On Twitter, people shared the details of their womb life with more conservative Republicans. By tagging Sen. Ted Cruz and Gov. Greg Abbott, among others, they describe their “heavy periods” in detail, report that they experience “few contractions” or that they “sneezed in the shower and a red clot ran down the drain.” This may evoke nostalgia among Polish feminists who sent letters to Prime Minister Beata Szydło in 2016 using the hashtag “#Difficult period.”

Period tracking apps have turned out to be a separate issue. After the Supreme Court’s draft opinion was leaked, American women began to delete these apps from their phones in droves. Now, a new level of action has emerged: women are encouraging men to install these apps in a gesture of solidarity and include notes that are as ridiculous as possible.
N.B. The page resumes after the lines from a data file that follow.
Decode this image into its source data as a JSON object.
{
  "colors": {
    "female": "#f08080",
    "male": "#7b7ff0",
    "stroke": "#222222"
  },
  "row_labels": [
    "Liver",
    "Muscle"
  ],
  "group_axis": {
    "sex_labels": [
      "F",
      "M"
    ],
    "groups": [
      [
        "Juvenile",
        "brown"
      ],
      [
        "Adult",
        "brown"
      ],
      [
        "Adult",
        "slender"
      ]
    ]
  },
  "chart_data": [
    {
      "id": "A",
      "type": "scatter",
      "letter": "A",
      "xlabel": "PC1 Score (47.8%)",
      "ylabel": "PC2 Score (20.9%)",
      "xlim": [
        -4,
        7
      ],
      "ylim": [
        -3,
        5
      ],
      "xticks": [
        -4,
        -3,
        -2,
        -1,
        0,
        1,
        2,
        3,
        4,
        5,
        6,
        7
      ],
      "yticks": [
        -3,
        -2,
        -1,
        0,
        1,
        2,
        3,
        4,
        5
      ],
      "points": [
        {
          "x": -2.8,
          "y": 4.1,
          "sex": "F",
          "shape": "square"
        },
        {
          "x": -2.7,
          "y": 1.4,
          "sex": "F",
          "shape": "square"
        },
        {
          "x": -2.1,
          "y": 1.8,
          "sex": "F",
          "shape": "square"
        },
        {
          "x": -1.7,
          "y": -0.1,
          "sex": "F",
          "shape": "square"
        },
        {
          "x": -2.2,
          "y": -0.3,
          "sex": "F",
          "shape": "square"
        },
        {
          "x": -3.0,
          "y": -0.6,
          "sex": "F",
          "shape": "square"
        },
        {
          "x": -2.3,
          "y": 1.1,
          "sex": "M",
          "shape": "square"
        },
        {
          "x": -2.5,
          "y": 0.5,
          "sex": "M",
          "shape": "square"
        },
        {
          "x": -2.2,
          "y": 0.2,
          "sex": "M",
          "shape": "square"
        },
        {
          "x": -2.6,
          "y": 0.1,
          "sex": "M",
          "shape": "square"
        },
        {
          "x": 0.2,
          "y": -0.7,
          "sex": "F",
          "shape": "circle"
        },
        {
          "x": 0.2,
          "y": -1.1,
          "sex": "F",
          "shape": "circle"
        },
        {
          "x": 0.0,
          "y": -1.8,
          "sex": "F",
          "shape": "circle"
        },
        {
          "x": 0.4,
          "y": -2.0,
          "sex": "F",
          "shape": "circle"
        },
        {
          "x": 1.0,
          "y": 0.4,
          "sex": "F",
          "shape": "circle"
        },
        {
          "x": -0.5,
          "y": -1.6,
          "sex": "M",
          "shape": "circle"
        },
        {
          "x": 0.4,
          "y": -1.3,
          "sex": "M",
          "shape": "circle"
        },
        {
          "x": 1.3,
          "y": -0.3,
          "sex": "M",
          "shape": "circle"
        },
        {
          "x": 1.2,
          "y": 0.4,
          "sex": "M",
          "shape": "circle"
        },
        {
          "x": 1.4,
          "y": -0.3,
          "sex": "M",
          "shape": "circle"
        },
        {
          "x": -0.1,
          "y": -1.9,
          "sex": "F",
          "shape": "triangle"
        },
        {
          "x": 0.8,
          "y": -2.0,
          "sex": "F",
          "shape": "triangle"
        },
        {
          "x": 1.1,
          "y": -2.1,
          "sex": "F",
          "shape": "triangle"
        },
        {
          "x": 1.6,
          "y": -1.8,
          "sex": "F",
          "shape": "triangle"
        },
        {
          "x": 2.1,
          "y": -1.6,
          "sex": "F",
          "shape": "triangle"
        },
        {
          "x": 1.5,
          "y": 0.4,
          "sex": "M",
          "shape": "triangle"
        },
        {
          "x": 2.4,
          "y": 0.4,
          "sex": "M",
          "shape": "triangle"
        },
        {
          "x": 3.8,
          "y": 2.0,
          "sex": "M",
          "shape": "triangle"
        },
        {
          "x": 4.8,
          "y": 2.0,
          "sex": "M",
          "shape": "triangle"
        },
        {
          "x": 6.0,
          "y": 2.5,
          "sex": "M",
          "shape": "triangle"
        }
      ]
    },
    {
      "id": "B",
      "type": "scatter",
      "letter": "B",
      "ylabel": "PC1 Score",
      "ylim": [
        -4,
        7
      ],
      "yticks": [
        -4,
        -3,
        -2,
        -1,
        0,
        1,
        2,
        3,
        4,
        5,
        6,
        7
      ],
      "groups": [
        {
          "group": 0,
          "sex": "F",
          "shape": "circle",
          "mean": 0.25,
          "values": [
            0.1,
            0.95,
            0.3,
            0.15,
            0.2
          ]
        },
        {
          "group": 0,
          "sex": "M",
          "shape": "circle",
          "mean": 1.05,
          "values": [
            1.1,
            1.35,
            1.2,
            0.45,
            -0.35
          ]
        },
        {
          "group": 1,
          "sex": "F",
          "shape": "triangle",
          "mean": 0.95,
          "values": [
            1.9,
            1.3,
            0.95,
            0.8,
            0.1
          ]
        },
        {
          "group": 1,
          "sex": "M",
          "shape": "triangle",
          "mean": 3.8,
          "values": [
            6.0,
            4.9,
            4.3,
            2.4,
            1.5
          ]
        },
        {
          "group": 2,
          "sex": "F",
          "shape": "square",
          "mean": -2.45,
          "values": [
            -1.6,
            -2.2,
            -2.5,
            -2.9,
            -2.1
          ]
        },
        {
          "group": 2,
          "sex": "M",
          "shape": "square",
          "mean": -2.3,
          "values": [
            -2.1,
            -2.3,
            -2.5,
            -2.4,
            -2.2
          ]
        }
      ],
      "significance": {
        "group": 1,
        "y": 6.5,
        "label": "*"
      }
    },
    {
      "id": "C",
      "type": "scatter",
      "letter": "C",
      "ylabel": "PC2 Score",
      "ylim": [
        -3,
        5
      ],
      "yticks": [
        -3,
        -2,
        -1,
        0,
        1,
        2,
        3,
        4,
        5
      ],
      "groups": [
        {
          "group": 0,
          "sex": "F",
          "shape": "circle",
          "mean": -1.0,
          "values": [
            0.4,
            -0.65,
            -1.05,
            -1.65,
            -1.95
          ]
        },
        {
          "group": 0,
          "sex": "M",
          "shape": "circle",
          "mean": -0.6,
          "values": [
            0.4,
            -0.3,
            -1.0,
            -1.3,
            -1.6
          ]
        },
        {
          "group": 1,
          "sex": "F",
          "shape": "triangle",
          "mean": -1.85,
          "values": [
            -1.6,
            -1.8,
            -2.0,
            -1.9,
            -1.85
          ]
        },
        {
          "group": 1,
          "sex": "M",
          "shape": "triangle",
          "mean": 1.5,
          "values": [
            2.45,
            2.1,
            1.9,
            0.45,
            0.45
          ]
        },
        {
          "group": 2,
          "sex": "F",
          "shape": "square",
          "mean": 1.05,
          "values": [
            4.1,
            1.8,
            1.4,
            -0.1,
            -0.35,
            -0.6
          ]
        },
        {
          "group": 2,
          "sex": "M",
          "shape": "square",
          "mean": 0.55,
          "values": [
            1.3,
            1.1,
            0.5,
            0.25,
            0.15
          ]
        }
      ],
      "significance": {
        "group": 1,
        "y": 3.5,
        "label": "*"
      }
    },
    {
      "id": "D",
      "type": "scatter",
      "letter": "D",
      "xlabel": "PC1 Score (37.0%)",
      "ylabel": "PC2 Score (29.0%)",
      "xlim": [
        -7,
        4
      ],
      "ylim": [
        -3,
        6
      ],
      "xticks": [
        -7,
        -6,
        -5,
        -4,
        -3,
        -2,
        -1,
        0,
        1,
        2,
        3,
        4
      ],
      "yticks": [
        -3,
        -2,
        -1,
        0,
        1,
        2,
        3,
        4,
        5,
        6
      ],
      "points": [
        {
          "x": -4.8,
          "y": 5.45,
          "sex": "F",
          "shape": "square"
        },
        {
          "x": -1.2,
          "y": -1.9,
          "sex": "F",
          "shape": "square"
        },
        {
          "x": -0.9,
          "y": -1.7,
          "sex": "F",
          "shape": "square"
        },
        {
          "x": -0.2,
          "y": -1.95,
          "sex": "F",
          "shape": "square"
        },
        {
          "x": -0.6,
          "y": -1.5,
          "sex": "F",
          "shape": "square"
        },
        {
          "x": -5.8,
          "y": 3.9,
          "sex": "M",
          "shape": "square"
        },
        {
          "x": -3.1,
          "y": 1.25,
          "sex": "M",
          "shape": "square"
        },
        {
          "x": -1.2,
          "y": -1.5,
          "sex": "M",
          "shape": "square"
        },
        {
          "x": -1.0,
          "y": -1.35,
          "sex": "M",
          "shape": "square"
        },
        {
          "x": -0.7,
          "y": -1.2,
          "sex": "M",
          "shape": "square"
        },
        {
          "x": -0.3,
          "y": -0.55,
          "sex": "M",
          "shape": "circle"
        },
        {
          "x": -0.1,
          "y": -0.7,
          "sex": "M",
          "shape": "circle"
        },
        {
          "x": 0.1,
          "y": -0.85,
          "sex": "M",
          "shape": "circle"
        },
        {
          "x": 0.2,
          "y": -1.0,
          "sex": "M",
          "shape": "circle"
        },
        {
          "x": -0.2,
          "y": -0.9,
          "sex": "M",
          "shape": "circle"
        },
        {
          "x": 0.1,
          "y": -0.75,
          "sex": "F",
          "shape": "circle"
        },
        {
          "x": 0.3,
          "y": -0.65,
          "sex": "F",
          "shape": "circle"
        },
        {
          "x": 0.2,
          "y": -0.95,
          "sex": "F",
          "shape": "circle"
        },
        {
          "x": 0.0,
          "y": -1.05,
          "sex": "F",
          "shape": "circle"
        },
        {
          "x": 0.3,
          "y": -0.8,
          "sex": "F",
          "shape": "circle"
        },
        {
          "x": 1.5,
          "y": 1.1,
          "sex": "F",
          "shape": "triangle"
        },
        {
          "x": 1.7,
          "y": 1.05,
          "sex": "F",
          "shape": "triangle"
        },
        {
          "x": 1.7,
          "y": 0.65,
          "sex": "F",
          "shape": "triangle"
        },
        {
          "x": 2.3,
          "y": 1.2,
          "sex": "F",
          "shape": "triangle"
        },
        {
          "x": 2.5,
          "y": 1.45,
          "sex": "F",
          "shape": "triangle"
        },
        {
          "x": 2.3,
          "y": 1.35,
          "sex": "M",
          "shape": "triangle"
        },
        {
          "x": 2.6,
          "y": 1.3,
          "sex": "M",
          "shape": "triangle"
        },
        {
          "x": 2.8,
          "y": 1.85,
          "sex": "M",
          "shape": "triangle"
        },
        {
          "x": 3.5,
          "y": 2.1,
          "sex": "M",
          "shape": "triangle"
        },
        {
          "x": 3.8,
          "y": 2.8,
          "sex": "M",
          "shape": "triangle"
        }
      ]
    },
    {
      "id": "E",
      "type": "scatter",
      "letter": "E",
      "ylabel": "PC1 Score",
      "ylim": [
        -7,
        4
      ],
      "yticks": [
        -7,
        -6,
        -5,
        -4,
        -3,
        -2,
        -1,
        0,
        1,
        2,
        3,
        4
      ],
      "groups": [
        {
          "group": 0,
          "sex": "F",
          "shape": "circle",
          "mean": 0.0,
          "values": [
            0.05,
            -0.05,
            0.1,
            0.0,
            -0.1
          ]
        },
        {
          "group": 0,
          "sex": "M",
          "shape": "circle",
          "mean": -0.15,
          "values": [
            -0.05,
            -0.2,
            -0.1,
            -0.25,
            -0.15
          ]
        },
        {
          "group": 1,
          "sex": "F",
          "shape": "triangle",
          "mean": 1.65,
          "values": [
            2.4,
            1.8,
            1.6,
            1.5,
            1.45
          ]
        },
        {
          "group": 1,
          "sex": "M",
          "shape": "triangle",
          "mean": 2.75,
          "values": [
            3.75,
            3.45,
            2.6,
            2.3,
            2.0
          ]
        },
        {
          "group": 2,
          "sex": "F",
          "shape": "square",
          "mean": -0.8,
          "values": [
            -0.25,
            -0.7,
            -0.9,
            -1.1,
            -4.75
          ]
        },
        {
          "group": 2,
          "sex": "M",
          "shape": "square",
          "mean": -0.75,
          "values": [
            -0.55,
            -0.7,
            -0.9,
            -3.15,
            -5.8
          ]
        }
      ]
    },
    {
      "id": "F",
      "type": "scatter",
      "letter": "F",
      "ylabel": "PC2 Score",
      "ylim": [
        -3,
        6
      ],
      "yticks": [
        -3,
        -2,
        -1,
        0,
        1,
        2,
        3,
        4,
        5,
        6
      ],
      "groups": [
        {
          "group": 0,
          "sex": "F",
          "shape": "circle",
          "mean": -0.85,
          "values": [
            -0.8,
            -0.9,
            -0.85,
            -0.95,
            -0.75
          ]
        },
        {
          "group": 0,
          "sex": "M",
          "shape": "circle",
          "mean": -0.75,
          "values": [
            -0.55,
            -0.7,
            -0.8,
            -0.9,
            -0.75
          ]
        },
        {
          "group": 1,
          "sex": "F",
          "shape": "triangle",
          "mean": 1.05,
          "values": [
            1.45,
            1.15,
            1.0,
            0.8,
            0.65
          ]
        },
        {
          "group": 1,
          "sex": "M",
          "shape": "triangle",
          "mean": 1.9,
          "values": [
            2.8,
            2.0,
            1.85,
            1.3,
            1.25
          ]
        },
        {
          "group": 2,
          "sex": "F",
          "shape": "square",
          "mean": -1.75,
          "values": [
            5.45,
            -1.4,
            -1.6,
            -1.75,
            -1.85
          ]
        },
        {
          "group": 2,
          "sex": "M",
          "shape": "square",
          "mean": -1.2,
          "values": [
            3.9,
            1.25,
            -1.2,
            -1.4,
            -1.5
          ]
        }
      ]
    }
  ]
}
Abortion, Solidarity, Democracy

Many states have settled the question of abortion one way or another, and some are just planning their move. A constitutional referendum will be held in Kansas on Aug. 2, when residents will decide whether abortion is a regulated matter at the constitutional or local level. A “yes” vote will support the amendment stating that there is no constitutional right to abortion, giving state authorities the final word on the matter. This would overrule the 2019 Hodes & Nauser v. Derek Schmidt decision, in which the Kansas Supreme Court held that the Kansas Bill of Rights protects abortion.

Volunteers are already sending postcards to residents, asking them to vote “no.” They also include mini works of art performed in various ways.

As in Poland, surprisingly, the ban on abortion and the threat to reproductive rights turned out to be a great lesson in democracy and civic involvement. The solidarity of women, or rather people able to get pregnant, clearly extends beyond national and continental borders.